O crime aconteceu no dia 7 de novembro de 2020. Na ocasião, Renata chegava ao local de trabalho quando um homem armado a abordou. A farmacêutica morreu no local.
Segundo a decisão da 3ª Vara Criminal da Comarca de Uberlândia, Cláudia será julgada pelo Tribunal do Júri. Além dela, Paulo Roberto Gomes da Silva, apontado como executor do crime, também irá a julgamento.
Médica suspeita de mandar matar farmacêutica teria planejado crime
De acordo com as investigações, Cláudia teria planejado a morte de Renata para tentar se aproximar da filha da vítima. A criança era filha do ex-marido da médica.
Antes do crime, Cláudia chegou a se casar com o ex-marido de Renata. No entanto, o relacionamento durou cerca de dois meses. Depois disso, segundo a investigação, ela passou a demonstrar comportamento obsessivo em relação à maternidade.

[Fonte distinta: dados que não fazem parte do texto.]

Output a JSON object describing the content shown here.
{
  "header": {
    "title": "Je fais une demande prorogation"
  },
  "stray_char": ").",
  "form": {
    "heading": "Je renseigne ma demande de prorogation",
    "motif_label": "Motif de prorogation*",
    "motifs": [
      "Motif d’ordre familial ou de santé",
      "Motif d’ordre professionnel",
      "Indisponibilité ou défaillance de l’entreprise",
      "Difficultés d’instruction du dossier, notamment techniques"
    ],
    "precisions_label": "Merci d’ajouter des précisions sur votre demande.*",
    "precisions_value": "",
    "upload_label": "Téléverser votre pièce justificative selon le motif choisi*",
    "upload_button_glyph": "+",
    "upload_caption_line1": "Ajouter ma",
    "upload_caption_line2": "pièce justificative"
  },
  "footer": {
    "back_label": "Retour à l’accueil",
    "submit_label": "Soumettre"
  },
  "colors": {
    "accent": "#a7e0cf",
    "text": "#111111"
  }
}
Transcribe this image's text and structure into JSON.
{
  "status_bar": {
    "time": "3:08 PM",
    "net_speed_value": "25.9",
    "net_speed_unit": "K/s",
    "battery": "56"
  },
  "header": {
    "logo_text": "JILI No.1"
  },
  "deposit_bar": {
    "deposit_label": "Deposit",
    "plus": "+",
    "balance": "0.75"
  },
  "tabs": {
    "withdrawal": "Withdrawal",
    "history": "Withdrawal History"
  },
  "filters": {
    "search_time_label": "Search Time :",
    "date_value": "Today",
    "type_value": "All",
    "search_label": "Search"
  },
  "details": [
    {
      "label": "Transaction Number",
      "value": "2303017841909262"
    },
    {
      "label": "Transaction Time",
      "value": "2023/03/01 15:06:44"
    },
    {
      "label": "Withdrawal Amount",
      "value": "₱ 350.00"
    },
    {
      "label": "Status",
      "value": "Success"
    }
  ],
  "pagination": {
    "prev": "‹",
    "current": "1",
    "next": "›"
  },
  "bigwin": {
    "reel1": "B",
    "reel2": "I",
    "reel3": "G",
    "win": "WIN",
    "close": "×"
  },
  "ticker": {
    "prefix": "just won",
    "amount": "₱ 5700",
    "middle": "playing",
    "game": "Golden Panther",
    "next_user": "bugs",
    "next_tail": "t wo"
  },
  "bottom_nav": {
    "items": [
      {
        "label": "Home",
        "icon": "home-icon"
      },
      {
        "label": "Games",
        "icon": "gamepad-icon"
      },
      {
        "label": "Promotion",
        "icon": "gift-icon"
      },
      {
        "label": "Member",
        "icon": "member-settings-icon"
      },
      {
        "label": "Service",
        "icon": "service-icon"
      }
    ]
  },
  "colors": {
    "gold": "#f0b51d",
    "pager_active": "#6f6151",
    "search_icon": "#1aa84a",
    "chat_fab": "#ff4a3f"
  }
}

Além disso, Renata teria limitado o contato da filha com o pai quando ele estivesse acompanhado da médica. A polícia apura que esse conflito teria motivado o plano criminoso.
Justiça manda acusados a júri popular
A Justiça entendeu que existem indícios suficientes para levar os acusados ao Tribunal do Júri. Nesse tipo de julgamento, os jurados analisam o caso e decidem se os réus são culpados ou inocentes.
Cláudia responde como suspeita de mandar matar a farmacêutica. Já Paulo Roberto Gomes da Silva responde como suspeito de executar o homicídio.
Mesmo assim, as defesas ainda podem recorrer no processo. A data do julgamento ainda não foi informada.
Médica também foi investigada por sequestro de bebê
Cláudia também passou a ser investigada em outro caso de grande repercussão em Uberlândia. Em 2024, a médica foi indiciada após o sequestro de uma recém-nascida em uma maternidade.
Segundo a Polícia Civil, ela teria se passado por pediatra para retirar a criança do quarto da mãe. Depois, tentou registrar a bebê como filha usando documentos falsos.
Por isso, a investigação ganhou ainda mais atenção. Agora, o processo sobre a morte da farmacêutica segue na Justiça.
Caso segue em andamento
A médica suspeita de mandar matar farmacêutica e o homem apontado como executor ainda serão julgados em Uberlândia. Até lá, o processo continua em tramitação.
A Justiça deve definir os próximos passos do caso nos próximos meses.